National Rifle Association (NRA)

Stated Purpose:
Preserving the right of all law-abiding individuals to purchase, possess and use firearms for legitimate purposes.

Tax Status:
501(c)(4)

Political Orientation:
Republican

Profile:
The National Rifle Association (NRA), one of the most active opponents of the Bipartisan Campaign Reform Act (BCRA), has a history of spending soft money to influence elections.

Determining which of the group's advertisements were funded by its core organization and which by its federally regulated PAC is difficult, however, because the NRA has been shown to pay for its ad campaigns with money from both entities.

In 2000, for instance, the group ran separate commercials narrated by former NRA President Charlton Heston that contained four paragraphs of verbatim text.
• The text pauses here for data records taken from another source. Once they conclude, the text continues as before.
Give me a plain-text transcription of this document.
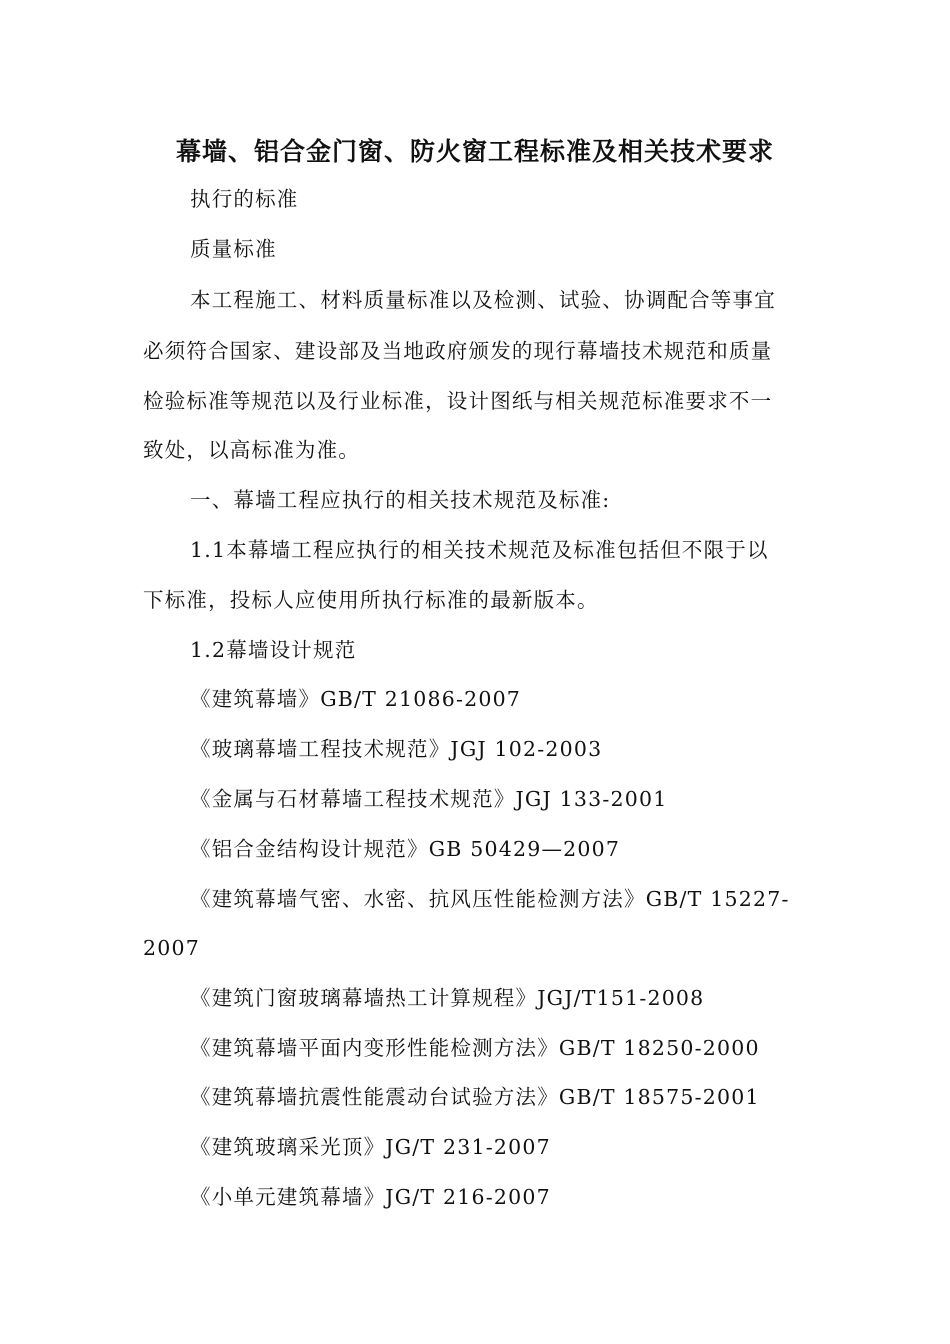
幕墙、铝合金门窗、防火窗工程标准及相关技术要求
执行的标准
质量标准
本工程施工、材料质量标准以及检测、试验、协调配合等事宜
必须符合国家、建设部及当地政府颁发的现行幕墙技术规范和质量
检验标准等规范以及行业标准，设计图纸与相关规范标准要求不一
致处，以高标准为准。
一、幕墙工程应执行的相关技术规范及标准:
1.1本幕墙工程应执行的相关技术规范及标准包括但不限于以
下标准，投标人应使用所执行标准的最新版本。
1.2幕墙设计规范
《建筑幕墙》GB/T 21086-2007
《玻璃幕墙工程技术规范》JGJ 102-2003
《金属与石材幕墙工程技术规范》JGJ 133-2001
《铝合金结构设计规范》GB 50429—2007
《建筑幕墙气密、水密、抗风压性能检测方法》GB/T 15227-
2007
《建筑门窗玻璃幕墙热工计算规程》JGJ/T151-2008
《建筑幕墙平面内变形性能检测方法》GB/T 18250-2000
《建筑幕墙抗震性能震动台试验方法》GB/T 18575-2001
《建筑玻璃采光顶》JG/T 231-2007
《小单元建筑幕墙》JG/T 216-2007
The last of the four paragraphs ended with a warning that "Al Gore's Supreme Court" would bring "the end of your Second Amendment rights." One version of the ad, paid for by the NRA's PAC, ended by asking viewers to vote for George W. Bush for president; the other concluded simply "paid for by the National Rifle Association,"1 suggesting that it was financed by the 501(c)(4).

The "vote for" admonition constituted "express advocacy" in the parlance of the FEC; therefore, the ad unequivocally needed to be financed with hard money. While the other commercial was outside the FEC's purview because it lacked express advocacy language, it should nonetheless have been included in the NRA's annual report of political expenditures to the IRS, which defines electioneering activities more broadly than does the FEC.2

But there is reason to question whether the NRA provided the IRS with an accurate report of its expenditures intended to influence elections in 2000. While the NRA reported to the IRS that it had $230,000 in such expenditures in 2000,3 Executive Vice President Wayne LaPierre said in a fundraising letter that the group "spent what it took to defeat Al Gore, which amounted to millions more than we had on hand."4

The NRA appeared to confine its spending on political advertisements in 2002 to independent expenditure campaigns paid for by its PAC. LaPierre said the group opted to send Heston on a barnstorming tour rather than buying commercials. "It's moving real people to the polling booth," LaPierre said.5 The NRA reported zero political expenditures in 2002.

The NRA was a plaintiff in the lawsuit challenging BCRA. After the Supreme Court upheld the law, the NRA announced it had started an Internet radio station and subsequently, commenced a daily three-hour news and talk show on a satellite radio service.6 The NRA's newscasts are intended to fall within a provision of BCRA that exempts the news media from the prohibition on corporate money to broadcast "electioneering communications" that mention candidates' names in the 60 days preceding a general election or in the 30 days before a primary or convention.

"I vowed from the very start after the McCain-Feingold bill passed, we would not be silenced," LaPierre told the Houston Chronicle. "It's an act of defiance -- I readily admit that. But it's an act of defiance under the law."7


1   Mitch McConnell v. FEC, "Brief of Amicus Curiae The League of Women Voters of the United States in Support of Appellees."
2   IRS Form 990 Instructions, Line 81, 2003. (Available at www.irs.gov.)
3   National Rifle Association 990 form, 2000.
4   Mitch McConnell v. FEC, "Brief of Amicus Curiae The League of Women Voters of the United States in Support of Appellees."
5   Sharon Theimer, "Special Interests Spend Millions To Influence Vote; Groups Are Focusing On 'Moving Real People' To the Polling Booth," St. Louis Post-Dispatch, Oct. 27, 2002.
6   "Profile: Launch of NRA News, An Online Newscast," National Public Radio, April 16, 2004.
7   Kim Cobb, "NRA Challenges Soft Money Law with Radio Show," Houston Chronicle, June 18, 2004.